On December 27, 2013 the Smole family’s lives changed when Sean, a Kindergartener at Pointers Run Elementary School, was in his yearly eye exam. A  normal, routine, uneventful visit is what they were expecting. They had no reason to think it wouldn’t be routine. How wrong they were. In the first 3 minutes of Sean’s eye exam they realized there was a major problem. He couldn’t see anything out of his right eye. What? How was this possible? Sean had just had an eye exam 10 months prior and all was fine, but now he was blind in his right eye. In those 10 months he had never mentioned to Barbi and Kevin that he was having trouble seeing.

Sean was diagnosed with Coats’ Disease and they found themselves in a new world of medical terms and multiple surgeries. The Coats’ Disease Foundation defines the disease as “a very rare condition where there is abnormal development in the blood vessels behind the retina. The blood rich retinal capillaries break open, leaking the serum portion of the blood into the back of the eye. The leakage causes the retina to swell, and can cause partial or complete  detachment of the retina. Coats’ disease is seen predominantly in males, about 69 percent of the cases. It progresses gradually and affects central vision. It is almost always unilateral (affects only one eye). If caught early, some level of vision can typically be restored. If not caught until its late stages, complete loss
of vision can occur. In its final stages, enucleation (removal of the affected eye) is a potential outcome.”

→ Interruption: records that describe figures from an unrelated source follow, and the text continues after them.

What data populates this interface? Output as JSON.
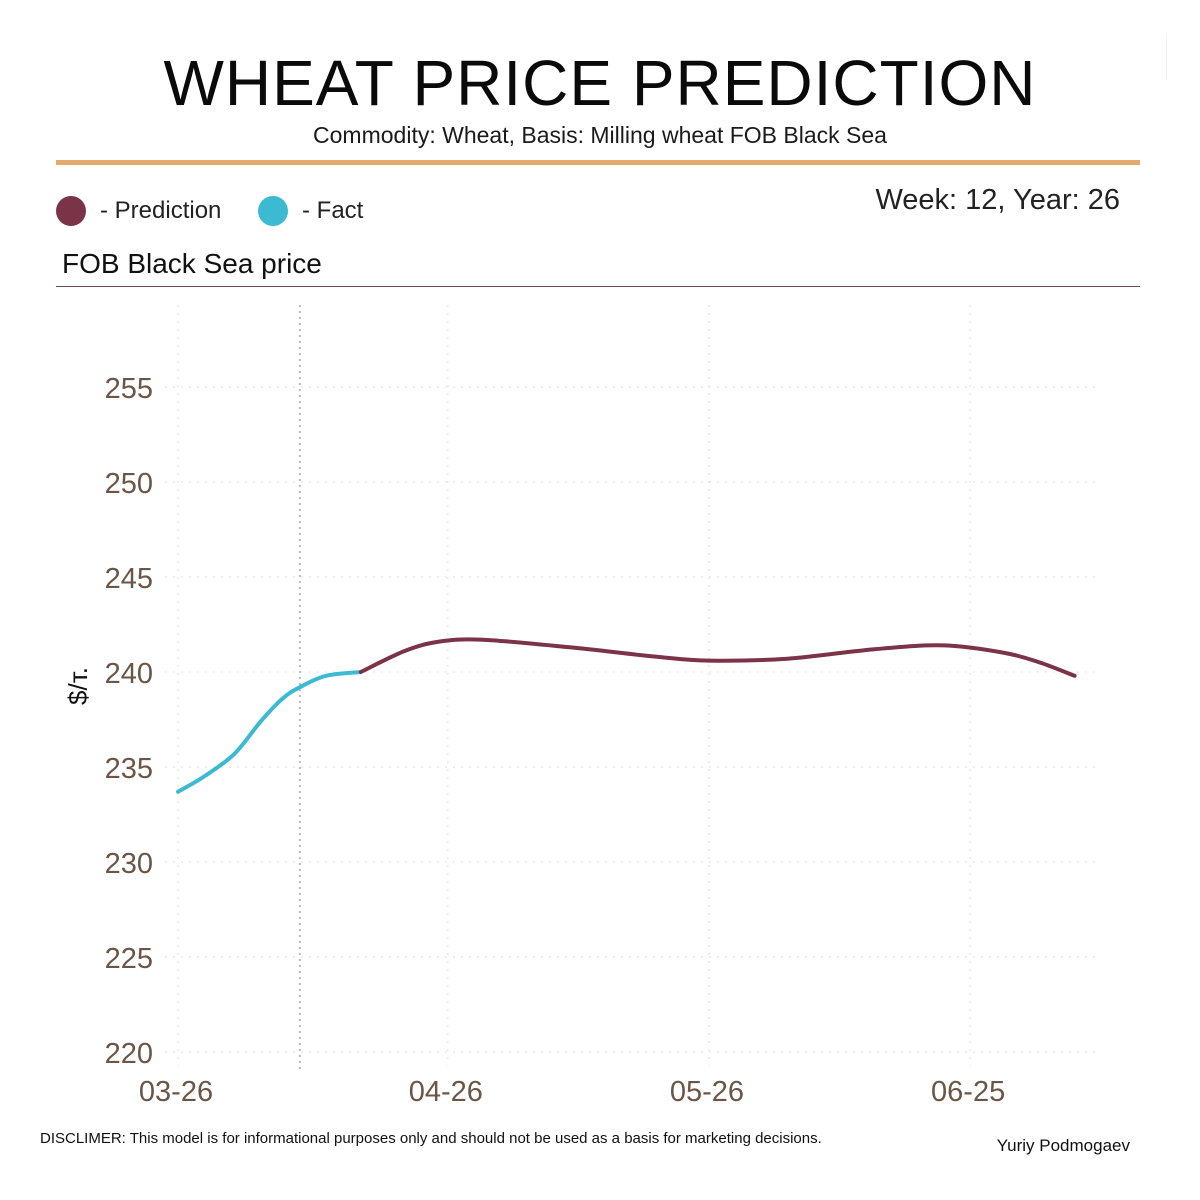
{
  "header": {
    "title": "WHEAT PRICE PREDICTION",
    "subtitle": "Commodity: Wheat, Basis: Milling wheat FOB Black Sea"
  },
  "legend": [
    {
      "label": "- Prediction",
      "color": "#7B3347"
    },
    {
      "label": "- Fact",
      "color": "#3BBAD2"
    }
  ],
  "week_label": "Week: 12, Year: 26",
  "panel_title": "FOB Black Sea price",
  "footer": {
    "disclaimer": "DISCLIMER:  This model is for informational purposes only and should not be used as a basis for marketing decisions.",
    "author": "Yuriy Podmogaev"
  },
  "colors": {
    "accent_rule": "#E3A96E",
    "axis_text": "#6B5645",
    "grid": "#e4e4e4"
  },
  "chart_data": {
    "type": "line",
    "title": "",
    "xlabel": "",
    "ylabel": "$/т.",
    "x_ticks": [
      "03-26",
      "04-26",
      "05-26",
      "06-25"
    ],
    "x_tick_days": [
      0,
      31,
      61,
      91
    ],
    "xlim_days": [
      0,
      105
    ],
    "ylim": [
      220,
      258
    ],
    "y_ticks": [
      220,
      225,
      230,
      235,
      240,
      245,
      250,
      255
    ],
    "grid": true,
    "vline_day": 14,
    "series": [
      {
        "name": "- Fact",
        "color": "#3BBAD2",
        "points": [
          [
            0,
            233.7
          ],
          [
            3,
            234.5
          ],
          [
            6.5,
            235.7
          ],
          [
            9.5,
            237.4
          ],
          [
            12,
            238.6
          ],
          [
            14,
            239.2
          ],
          [
            17,
            239.8
          ],
          [
            21,
            240.0
          ]
        ]
      },
      {
        "name": "- Prediction",
        "color": "#7B3347",
        "points": [
          [
            21,
            240.0
          ],
          [
            26,
            241.1
          ],
          [
            30,
            241.6
          ],
          [
            35,
            241.7
          ],
          [
            45,
            241.3
          ],
          [
            55,
            240.8
          ],
          [
            61,
            240.6
          ],
          [
            70,
            240.7
          ],
          [
            80,
            241.2
          ],
          [
            88,
            241.4
          ],
          [
            95,
            241.0
          ],
          [
            99,
            240.5
          ],
          [
            103,
            239.8
          ]
        ]
      }
    ]
  }
}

The Smole’s New Year’s break was spent on phone calls and emails to the doctors and specialists at The Wilmer Eye Institute. On January 6 they met with Dr. James Handa and on the 7th Sean went through his first of, so far, seven surgeries. His team of surgeons and researchers at The Wilmer Eye Institute have come together to recover some vision and save his eye.

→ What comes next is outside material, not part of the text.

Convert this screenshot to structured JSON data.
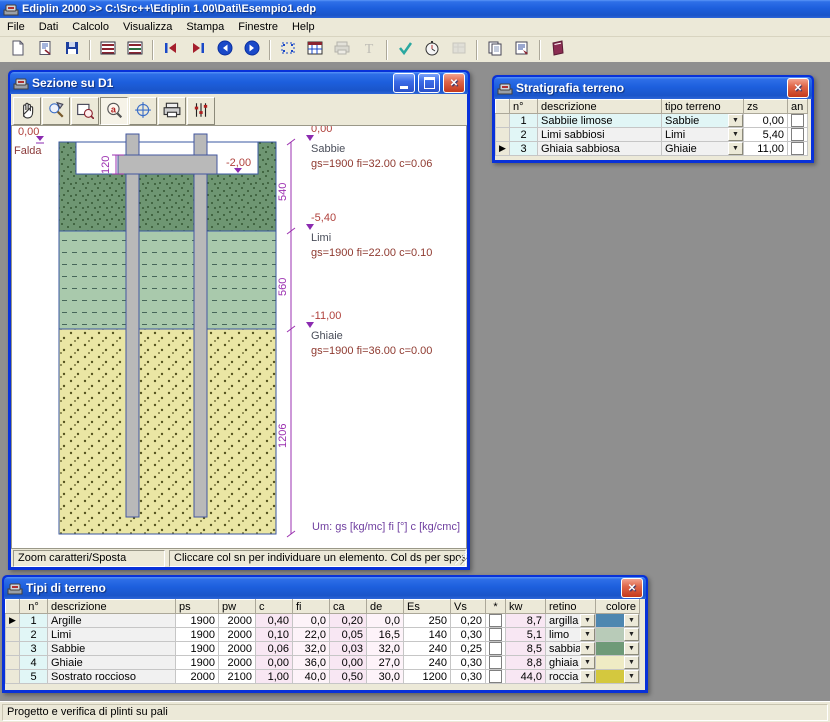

Their family has now been affected by Coats’ twice. A cousin in Florida also has it . . . and it isn’t genetic. Sean’s chances of having Coats’: 1 in a million.

Through this journey the Smoles realized that no one is raising funds specifically for Coats’ Disease research. The researchers rely on funds that are from those made as general donations to the Institute. So, the family decided they had to give back to make the process easier and more successful for the next child who is faced with this diagnosis. That is how their Curing Coats’ Fundraiser was started.

Two events are planned for Saturday, October 11:

2 p.m. Pilates Mat Class (Open to the Public) at Ballet Royale (9147 Red Branch Road #D, Columbia)
Suggested $20 Donation
Raffles Sponsored by Athleta and Pointers Pilates
Bring a Mat or Towel

7 p.m. Drinks, Dessert & Silent Auction
By Invitation Only, Smole Residence

Please help spread the word about the Pilates class. If you have a business that would like to be included in the Silent Auction, please contact Barbi at blsmole@yahoo.com or 410-290-1507. If you are interested in attending the evening event, please email blsmole@yahoo.com for an invitation. To make a direct donation, visit https://secure.jhu.edu/form/wilmer and designate “Coats’ Disease Research Fund.” If just one parent takes their child to the eye doctor, then the Smole family will consider their efforts a success. The majority of parents never take their children to an eye doctor. Instead they are typically seen by a pediatrician. Therefore, many diseases and issues that can only be found when the eyes are dilated go undiagnosed. Please take your children to
the eye doctor to have them checked . . . you may just save their vision.